Isso torna Watchmen um fenômeno especial, pois vai além dos superpoderes que geralmente vemos em revistas da DC Comics e da Marvel Comics – as duas principais da época –, pois o que move os personagens não são poderes incríveis, mas sim sua vontade de fazer a diferença. Eles são heróis, como um bombeiro que socorre uma pessoa em um incêndio ou um policial que corre riscos para salvar outros de bandidos. Eles são queridos ou odiados, pois nem todos os querem resolvendo seus problemas.
Uma das coisas que percebemos, também, é que Alan Moore busca nos mostrar como seria o mundo influenciado por eles. Como seria os Estados Unidos se o Dr. Manhattan tivesse participado da guerra do Vietnã? Se ele tivesse influenciado o desenvolvimento do mundo, nossas fontes de energia, nossa política – principalmente dos Estados Unidos, já que Nixon ainda continua sendo presidente na década de 1980.
Não vemos esses aspectos em outros quadrinhos, mas esse tipo de ação sempre foi algo que Moore trabalhou na sua época escrevendo para a publicação inglesa Warrior, como foi o caso de “V de Vingança”, onde uma sociedade distópica é comandada por uma máquina, que mudou tudo até um rebelde anárquico decide destruir tudo. No caso de Watchmen, vemos um homem extremamente inteligente vendo a paz na destruição e usando dessa forma para conseguir seu objetivo, não importando com quantas vidas sejam perdidas, desde que a humanidade fique em paz.
Watchmen mudou a forma de se ver os quadrinhos como aventuras superheróicas, mudou a forma de se olhar para os heróis somente como salvadores e também criou questionamentos de como seria nossa vida com suas interferências. Tá, alguns poderão falar que a Marvel Comics já havia criado super-heróis que não eram aceitos pela a humanidade, mas uma questão que nunca se pensou era: eles resolvem mesmo as coisas? Eles criam situações definitivas? Eles são super-heróis? Sem contar que – mencionando novamente –, com exceção de Dr. Manhattan que está mais para um deus do que um super-herói, todos são heróis fantasiados. Sim, estou sendo repetitivo, mas é Watchmen, ou seja, uma história que nos mostra heróis fantasiados.

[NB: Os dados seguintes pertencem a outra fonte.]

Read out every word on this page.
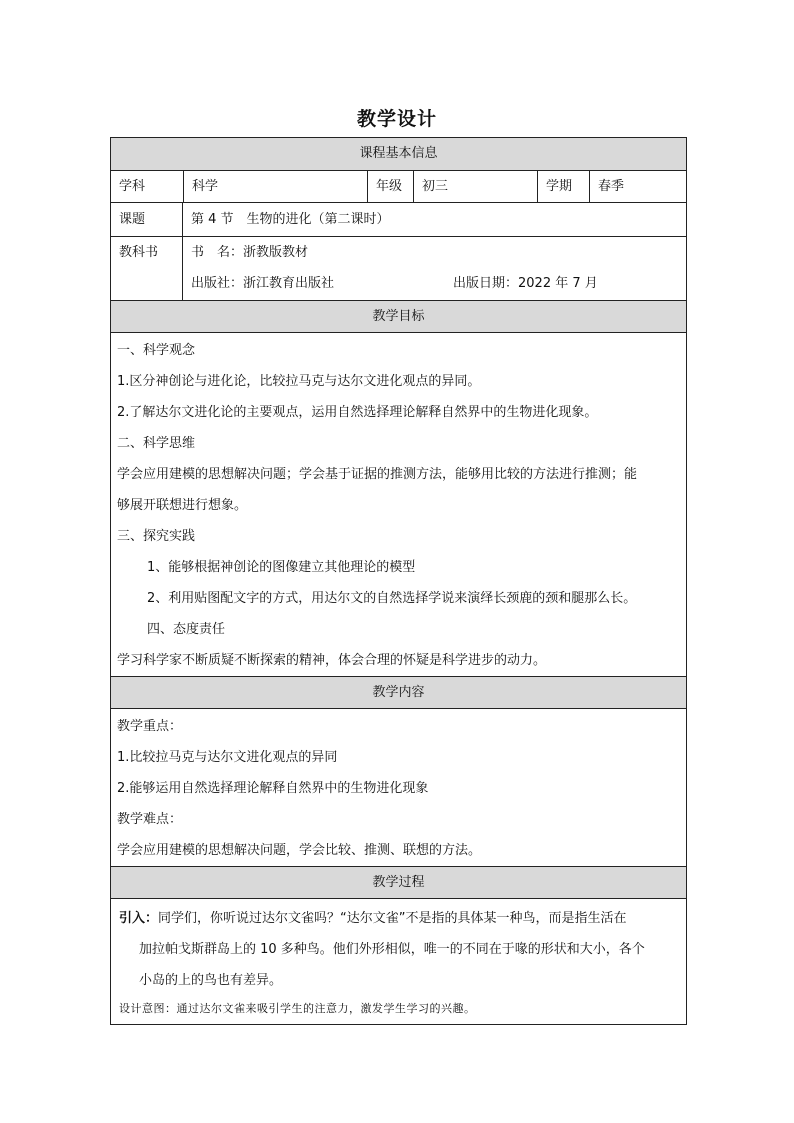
教学设计
课程基本信息
学科	科学	年级	初三	学期	春季
课题	第 4 节　生物的进化（第二课时）
教科书	书　名：浙教版教材
出版社：浙江教育出版社	出版日期：2022 年 7 月
教学目标

一、科学观念

1.区分神创论与进化论，比较拉马克与达尔文进化观点的异同。

2.了解达尔文进化论的主要观点，运用自然选择理论解释自然界中的生物进化现象。

二、科学思维

学会应用建模的思想解决问题；学会基于证据的推测方法，能够用比较的方法进行推测；能

够展开联想进行想象。

三、探究实践

1、能够根据神创论的图像建立其他理论的模型

2、利用贴图配文字的方式，用达尔文的自然选择学说来演绎长颈鹿的颈和腿那么长。

四、态度责任

学习科学家不断质疑不断探索的精神，体会合理的怀疑是科学进步的动力。

教学内容

教学重点：

1.比较拉马克与达尔文进化观点的异同

2.能够运用自然选择理论解释自然界中的生物进化现象

教学难点：

学会应用建模的思想解决问题，学会比较、推测、联想的方法。

教学过程

引入：同学们，你听说过达尔文雀吗？“达尔文雀”不是指的具体某一种鸟，而是指生活在

加拉帕戈斯群岛上的 10 多种鸟。他们外形相似，唯一的不同在于喙的形状和大小，各个

小岛的上的鸟也有差异。

设计意图：通过达尔文雀来吸引学生的注意力，激发学生学习的兴趣。
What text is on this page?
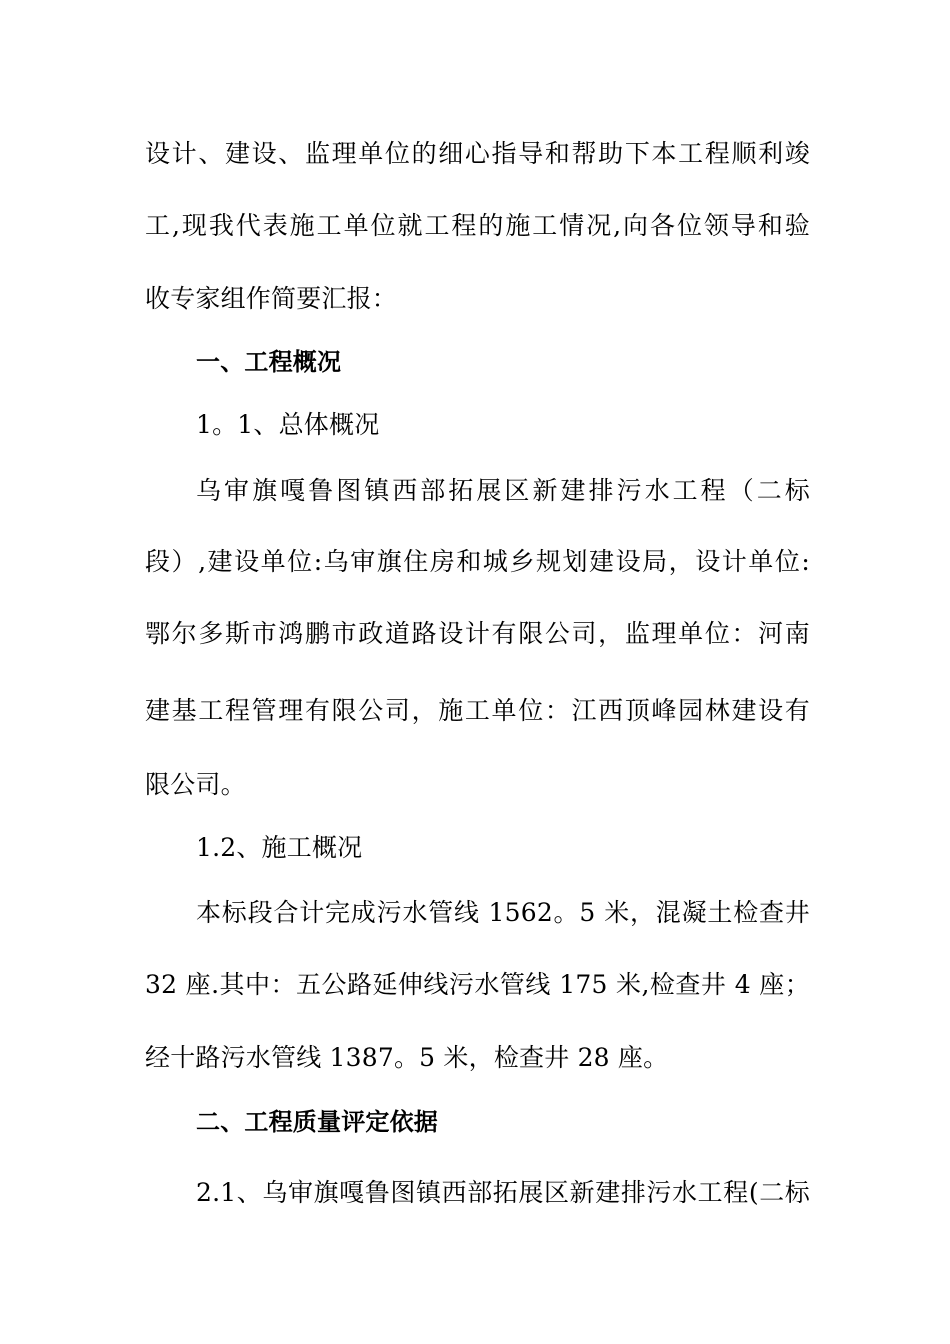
设计、建设、监理单位的细心指导和帮助下本工程顺利竣
工,现我代表施工单位就工程的施工情况,向各位领导和验
收专家组作简要汇报：
一、工程概况
1。1、总体概况
乌审旗嘎鲁图镇西部拓展区新建排污水工程（二标
段）,建设单位:乌审旗住房和城乡规划建设局，设计单位:
鄂尔多斯市鸿鹏市政道路设计有限公司，监理单位：河南
建基工程管理有限公司，施工单位：江西顶峰园林建设有
限公司。
1.2、施工概况
本标段合计完成污水管线 1562。5 米，混凝土检查井
32 座.其中：五公路延伸线污水管线 175 米,检查井 4 座；
经十路污水管线 1387。5 米，检查井 28 座。
二、工程质量评定依据
2.1、乌审旗嘎鲁图镇西部拓展区新建排污水工程(二标
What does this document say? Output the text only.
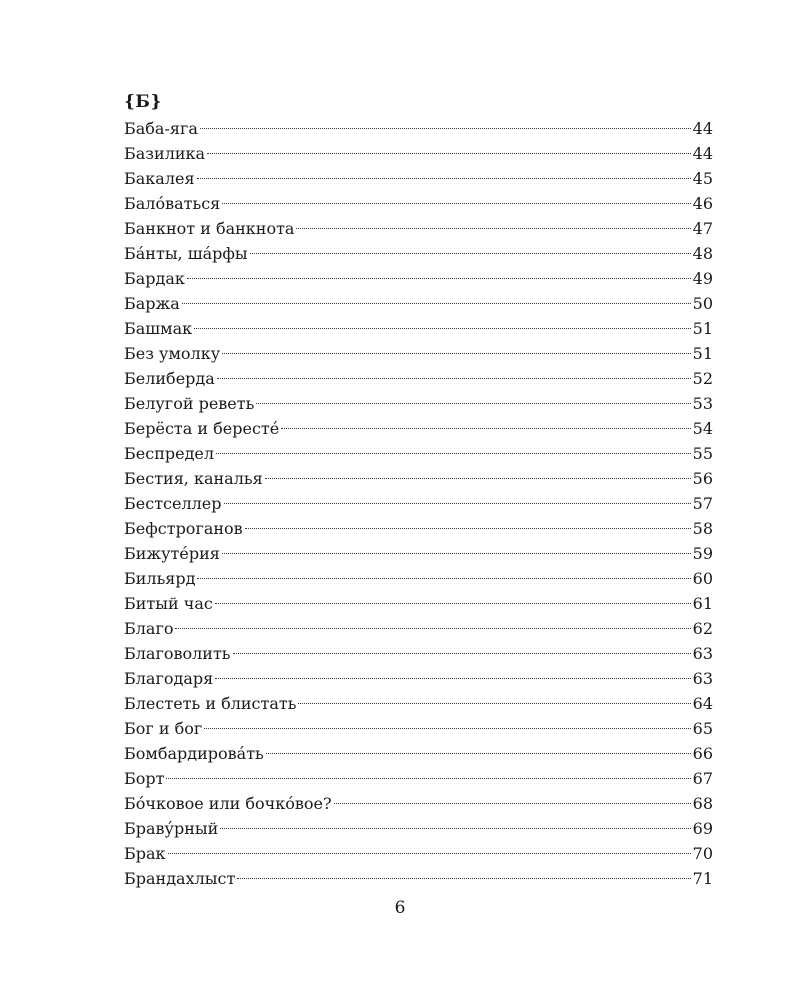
{Б}
Баба-яга	44
Базилика	44
Бакалея	45
Бало́ваться	46
Банкнот и банкнота	47
Ба́нты, ша́рфы	48
Бардак	49
Баржа	50
Башмак	51
Без умолку	51
Белиберда	52
Белугой реветь	53
Берёста и бересте́	54
Беспредел	55
Бестия, каналья	56
Бестселлер	57
Бефстроганов	58
Бижуте́рия	59
Бильярд	60
Битый час	61
Благо	62
Благоволить	63
Благодаря	63
Блестеть и блистать	64
Бог и бог	65
Бомбардирова́ть	66
Борт	67
Бо́чковое или бочко́вое?	68
Браву́рный	69
Брак	70
Брандахлыст	71
6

Desculpe, Douglas Joker, mas é bem complexo falar de Watchmen e ser breve. O que me entristece foram as tentativas de revitalizar essa obra-prima com Antes de Watchmen. Mesmo com talentosos roteiristas e desenhistas, foi frustrante, pois não captou toda a essência da obra. Bem como o filme de 2009, com roteiro de Alex Tsé e David Hayter e direção de Zack Snyder, que mesmo na sua versão estendida não consegue nem a metade da representação da minissérie que revolucionou o mundo dos quadrinhos e continua sendo uma das melhores obras já realizadas.

Watchmen completa 30 anos de publicação e continua sendo algo único e absoluto.